À BORD DU TRANSALGéRIEN
Dans ce train, les soldats sont jeunes et sourient, de ce sourire qu’on brandit quand on a peur
Mon père entend les mots « rébellion », « fellagha »
En ce temps-là, mon père entrait dans l’adolescence. Il avait 13 ans et n’avait jamais vécu ailleurs que dans sa ville natale, Oran, la radieuse, la joyeuse, la ville des lions, espagnole, ottomane et française, droite, un trois-pièces minuscule face à la mer, avec le ciel sur le toit entre les fils à linge. Mais ce jour-là, pour la première fois, l’attendait l’inconnu, l’imprévu : le train.
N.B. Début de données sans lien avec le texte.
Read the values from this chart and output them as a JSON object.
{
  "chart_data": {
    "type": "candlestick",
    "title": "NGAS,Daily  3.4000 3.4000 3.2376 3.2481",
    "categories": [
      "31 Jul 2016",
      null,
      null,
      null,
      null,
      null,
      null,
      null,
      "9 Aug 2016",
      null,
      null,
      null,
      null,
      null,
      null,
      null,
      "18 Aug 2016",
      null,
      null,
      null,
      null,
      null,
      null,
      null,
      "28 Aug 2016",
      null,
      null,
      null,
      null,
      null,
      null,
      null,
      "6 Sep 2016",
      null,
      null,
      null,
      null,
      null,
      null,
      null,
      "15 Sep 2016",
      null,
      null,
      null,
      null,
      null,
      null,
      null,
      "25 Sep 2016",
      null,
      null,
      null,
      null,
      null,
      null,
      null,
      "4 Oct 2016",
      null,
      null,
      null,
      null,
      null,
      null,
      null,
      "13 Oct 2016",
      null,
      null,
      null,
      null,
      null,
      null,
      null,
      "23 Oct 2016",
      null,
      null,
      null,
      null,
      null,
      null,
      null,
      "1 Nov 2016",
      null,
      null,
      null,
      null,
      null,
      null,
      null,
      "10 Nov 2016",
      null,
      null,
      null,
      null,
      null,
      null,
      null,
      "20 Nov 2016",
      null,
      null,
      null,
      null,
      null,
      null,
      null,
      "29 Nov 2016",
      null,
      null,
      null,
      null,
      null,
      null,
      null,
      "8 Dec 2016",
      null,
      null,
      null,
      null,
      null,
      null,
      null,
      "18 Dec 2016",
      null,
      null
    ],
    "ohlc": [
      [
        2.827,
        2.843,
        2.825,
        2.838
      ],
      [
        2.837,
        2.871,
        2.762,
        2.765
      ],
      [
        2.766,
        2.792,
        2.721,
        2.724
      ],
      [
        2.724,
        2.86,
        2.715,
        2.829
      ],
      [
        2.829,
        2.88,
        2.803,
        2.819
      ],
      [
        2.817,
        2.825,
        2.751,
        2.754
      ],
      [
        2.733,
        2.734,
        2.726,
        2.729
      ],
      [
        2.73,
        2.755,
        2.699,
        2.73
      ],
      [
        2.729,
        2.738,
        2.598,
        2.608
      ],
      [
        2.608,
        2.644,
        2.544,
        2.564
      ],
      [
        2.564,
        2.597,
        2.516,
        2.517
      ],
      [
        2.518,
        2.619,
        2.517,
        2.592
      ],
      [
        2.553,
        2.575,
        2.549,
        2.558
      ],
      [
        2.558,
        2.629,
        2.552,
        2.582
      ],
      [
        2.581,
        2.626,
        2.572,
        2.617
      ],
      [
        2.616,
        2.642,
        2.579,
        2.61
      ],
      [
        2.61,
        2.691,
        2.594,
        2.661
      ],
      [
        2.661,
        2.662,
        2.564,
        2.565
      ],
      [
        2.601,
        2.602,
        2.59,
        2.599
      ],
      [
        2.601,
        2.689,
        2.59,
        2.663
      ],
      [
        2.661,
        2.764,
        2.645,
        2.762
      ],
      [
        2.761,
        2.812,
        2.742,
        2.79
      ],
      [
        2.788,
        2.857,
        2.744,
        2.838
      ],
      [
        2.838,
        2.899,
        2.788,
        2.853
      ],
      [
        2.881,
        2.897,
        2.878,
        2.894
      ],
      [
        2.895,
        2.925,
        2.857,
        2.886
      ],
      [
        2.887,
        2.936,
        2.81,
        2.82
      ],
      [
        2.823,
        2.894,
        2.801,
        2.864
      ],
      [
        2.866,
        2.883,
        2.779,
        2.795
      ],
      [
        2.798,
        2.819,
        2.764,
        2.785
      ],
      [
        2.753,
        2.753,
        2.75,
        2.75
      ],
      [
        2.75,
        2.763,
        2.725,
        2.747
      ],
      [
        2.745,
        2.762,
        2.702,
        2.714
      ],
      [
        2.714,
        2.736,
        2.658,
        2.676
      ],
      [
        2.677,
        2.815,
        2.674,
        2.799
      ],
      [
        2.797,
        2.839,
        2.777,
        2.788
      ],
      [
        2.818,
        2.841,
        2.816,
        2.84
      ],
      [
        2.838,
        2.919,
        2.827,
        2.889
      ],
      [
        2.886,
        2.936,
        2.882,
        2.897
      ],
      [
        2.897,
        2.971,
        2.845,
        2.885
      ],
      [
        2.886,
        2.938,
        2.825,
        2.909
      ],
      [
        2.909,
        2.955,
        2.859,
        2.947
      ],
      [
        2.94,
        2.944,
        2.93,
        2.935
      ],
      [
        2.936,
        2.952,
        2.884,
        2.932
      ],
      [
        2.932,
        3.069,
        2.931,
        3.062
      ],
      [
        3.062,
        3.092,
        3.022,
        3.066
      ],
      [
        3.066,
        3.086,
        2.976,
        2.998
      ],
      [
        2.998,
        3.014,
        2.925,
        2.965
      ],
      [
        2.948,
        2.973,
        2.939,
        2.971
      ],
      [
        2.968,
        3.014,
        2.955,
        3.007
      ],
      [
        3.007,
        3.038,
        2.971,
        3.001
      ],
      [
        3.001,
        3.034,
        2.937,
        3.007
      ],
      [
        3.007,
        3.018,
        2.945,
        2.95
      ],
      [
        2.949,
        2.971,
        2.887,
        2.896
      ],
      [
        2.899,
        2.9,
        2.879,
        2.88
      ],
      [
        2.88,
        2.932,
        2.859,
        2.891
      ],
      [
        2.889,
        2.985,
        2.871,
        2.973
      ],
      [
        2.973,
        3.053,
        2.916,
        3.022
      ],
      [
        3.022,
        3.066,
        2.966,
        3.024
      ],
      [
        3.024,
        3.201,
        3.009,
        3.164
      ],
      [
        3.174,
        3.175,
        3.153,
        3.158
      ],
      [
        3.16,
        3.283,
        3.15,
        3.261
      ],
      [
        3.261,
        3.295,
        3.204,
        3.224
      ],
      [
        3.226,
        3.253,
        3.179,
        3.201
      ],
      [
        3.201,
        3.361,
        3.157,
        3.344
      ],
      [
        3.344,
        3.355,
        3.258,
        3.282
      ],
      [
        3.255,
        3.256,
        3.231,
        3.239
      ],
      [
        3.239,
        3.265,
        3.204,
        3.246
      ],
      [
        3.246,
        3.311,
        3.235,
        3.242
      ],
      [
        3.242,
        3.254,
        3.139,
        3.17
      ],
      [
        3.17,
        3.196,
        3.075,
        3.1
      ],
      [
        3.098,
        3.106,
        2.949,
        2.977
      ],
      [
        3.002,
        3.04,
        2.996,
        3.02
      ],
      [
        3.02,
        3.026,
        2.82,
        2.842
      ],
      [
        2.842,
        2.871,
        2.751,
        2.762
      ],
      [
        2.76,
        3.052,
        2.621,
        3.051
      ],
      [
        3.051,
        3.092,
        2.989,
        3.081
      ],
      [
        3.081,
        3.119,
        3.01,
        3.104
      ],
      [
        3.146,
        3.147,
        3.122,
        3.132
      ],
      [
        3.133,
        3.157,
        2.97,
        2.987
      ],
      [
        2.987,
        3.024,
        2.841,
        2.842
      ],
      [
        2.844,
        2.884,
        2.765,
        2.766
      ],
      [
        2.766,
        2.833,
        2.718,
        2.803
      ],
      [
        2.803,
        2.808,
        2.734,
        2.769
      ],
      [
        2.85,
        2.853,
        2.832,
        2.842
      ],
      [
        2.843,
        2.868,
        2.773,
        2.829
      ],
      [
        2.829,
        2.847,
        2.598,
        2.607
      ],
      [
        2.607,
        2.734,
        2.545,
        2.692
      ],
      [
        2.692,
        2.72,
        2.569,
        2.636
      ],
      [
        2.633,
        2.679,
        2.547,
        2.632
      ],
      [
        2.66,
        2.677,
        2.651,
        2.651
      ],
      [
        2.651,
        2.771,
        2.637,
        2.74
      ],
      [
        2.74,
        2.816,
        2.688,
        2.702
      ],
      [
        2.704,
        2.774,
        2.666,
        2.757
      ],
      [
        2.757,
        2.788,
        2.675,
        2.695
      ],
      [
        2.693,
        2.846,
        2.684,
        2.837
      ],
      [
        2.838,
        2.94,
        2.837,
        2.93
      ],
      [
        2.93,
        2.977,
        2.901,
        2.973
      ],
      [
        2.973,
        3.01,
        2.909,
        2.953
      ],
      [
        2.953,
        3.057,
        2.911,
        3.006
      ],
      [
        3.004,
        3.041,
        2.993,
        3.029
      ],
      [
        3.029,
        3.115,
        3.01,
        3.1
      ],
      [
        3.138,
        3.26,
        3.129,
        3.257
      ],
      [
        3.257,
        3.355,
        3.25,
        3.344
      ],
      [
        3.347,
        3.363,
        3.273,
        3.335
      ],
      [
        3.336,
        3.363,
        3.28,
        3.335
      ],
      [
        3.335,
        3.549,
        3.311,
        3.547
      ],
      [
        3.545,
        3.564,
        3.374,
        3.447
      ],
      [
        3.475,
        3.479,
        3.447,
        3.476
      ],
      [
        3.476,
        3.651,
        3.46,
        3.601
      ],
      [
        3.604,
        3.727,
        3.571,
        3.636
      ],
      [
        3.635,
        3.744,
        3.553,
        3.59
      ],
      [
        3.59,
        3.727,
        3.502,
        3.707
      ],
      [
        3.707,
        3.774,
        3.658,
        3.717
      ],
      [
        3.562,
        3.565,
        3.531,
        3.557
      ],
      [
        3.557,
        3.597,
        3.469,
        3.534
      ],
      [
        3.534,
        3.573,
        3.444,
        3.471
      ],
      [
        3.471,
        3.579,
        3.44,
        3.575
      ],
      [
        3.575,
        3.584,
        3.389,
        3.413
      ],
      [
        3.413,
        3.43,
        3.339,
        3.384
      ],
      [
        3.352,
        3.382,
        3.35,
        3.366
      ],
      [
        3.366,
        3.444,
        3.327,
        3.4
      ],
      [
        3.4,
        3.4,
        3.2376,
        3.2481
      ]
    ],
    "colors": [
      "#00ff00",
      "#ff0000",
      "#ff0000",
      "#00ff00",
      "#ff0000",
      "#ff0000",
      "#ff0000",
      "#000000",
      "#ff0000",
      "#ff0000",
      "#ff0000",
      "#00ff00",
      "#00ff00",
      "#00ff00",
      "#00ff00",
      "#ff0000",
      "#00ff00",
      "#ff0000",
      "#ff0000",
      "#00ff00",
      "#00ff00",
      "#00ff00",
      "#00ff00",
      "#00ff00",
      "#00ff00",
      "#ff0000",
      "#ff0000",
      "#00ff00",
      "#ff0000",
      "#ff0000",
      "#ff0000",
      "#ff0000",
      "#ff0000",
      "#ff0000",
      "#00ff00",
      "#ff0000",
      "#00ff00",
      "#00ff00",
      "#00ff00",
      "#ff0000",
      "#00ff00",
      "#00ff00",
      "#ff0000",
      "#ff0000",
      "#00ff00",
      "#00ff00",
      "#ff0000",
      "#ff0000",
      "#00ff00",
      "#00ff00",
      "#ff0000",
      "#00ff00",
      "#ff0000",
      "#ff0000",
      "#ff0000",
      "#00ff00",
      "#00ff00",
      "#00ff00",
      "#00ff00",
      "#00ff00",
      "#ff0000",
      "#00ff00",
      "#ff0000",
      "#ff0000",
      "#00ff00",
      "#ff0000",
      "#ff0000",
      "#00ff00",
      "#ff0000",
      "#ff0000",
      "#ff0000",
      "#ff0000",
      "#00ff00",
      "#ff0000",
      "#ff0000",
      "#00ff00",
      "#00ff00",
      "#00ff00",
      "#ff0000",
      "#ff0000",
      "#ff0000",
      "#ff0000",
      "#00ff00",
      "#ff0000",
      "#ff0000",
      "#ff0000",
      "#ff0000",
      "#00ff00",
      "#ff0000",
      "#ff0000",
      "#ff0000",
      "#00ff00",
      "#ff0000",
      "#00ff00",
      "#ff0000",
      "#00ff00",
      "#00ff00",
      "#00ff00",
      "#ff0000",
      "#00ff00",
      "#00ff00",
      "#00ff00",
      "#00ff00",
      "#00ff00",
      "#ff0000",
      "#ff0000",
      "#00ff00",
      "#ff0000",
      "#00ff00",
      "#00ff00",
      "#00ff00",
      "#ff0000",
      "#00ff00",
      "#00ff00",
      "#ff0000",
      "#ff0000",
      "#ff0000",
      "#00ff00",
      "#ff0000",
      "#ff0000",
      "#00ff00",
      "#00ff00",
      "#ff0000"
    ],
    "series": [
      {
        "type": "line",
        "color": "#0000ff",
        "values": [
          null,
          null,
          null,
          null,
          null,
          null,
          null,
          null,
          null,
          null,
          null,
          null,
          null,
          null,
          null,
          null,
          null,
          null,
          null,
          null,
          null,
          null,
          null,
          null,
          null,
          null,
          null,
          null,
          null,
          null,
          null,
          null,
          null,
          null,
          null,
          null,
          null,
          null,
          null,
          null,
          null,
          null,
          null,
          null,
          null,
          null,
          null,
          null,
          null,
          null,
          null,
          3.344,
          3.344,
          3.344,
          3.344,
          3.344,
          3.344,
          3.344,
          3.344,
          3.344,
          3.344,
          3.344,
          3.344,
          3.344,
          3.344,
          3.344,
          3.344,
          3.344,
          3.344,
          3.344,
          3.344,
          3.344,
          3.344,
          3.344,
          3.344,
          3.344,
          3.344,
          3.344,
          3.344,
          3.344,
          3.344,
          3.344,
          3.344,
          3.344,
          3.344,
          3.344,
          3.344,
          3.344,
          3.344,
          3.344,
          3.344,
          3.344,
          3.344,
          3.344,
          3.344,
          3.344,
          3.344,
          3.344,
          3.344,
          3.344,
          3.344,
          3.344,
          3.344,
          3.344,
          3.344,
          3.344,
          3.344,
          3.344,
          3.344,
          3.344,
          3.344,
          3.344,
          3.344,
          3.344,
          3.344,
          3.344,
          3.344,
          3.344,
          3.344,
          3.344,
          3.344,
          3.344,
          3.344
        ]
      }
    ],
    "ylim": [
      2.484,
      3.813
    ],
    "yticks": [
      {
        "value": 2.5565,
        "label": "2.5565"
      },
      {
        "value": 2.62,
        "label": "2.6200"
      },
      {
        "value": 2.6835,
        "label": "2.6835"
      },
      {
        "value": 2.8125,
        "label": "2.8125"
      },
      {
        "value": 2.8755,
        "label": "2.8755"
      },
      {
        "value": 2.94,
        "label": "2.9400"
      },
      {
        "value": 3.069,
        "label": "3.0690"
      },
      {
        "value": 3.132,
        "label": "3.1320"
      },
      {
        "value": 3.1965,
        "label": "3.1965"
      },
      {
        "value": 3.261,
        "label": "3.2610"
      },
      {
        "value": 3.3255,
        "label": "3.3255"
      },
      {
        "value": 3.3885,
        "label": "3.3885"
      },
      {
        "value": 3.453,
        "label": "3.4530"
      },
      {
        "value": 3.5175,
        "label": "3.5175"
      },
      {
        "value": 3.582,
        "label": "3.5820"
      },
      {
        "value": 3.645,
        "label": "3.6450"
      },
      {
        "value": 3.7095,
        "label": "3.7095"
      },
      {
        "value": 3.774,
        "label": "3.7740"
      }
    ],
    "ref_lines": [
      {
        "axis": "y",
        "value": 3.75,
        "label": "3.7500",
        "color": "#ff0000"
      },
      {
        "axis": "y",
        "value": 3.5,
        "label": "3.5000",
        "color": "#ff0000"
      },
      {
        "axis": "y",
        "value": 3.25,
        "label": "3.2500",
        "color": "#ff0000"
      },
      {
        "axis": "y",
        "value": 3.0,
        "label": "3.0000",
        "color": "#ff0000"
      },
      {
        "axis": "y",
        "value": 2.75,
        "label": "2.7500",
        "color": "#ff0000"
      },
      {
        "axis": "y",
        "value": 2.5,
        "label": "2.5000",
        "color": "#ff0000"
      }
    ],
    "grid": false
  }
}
Pas le tortillard, le « bouyouyou », comme on l’appelait, qu’il prenait avec ses parents en fin de semaine pour aller à la ferme à Misserghin, qui s’arrêtait partout et mettait des heures, si lent que les Arabes avaient le temps de descendre acheter des pastèques, des figues sur le bas-côté, et de remonter dans la rame en marche… Il me l’a raconté souvent. Ce train-là, le transalgérien, est différent. En Inox, plus sérieux, plus grave, sièges en cuir, wagon-restaurant… Il y a beaucoup de soldats avec des armes, des fusils-mitrailleurs, des sacs de sable. Ils sont jeunes et sourient, de ce sourire qu’on brandit quand on a peur et qu’on ne sait pas ce qu’on fait là, entre un vieil homme qui vend des cacahuètes, un autre endormi sous sa djellaba, et ce couple insouciant, elle coquette, joueuse, maquillée, bijoutée, avec leur petite fille et la fatma qui cache sa figure.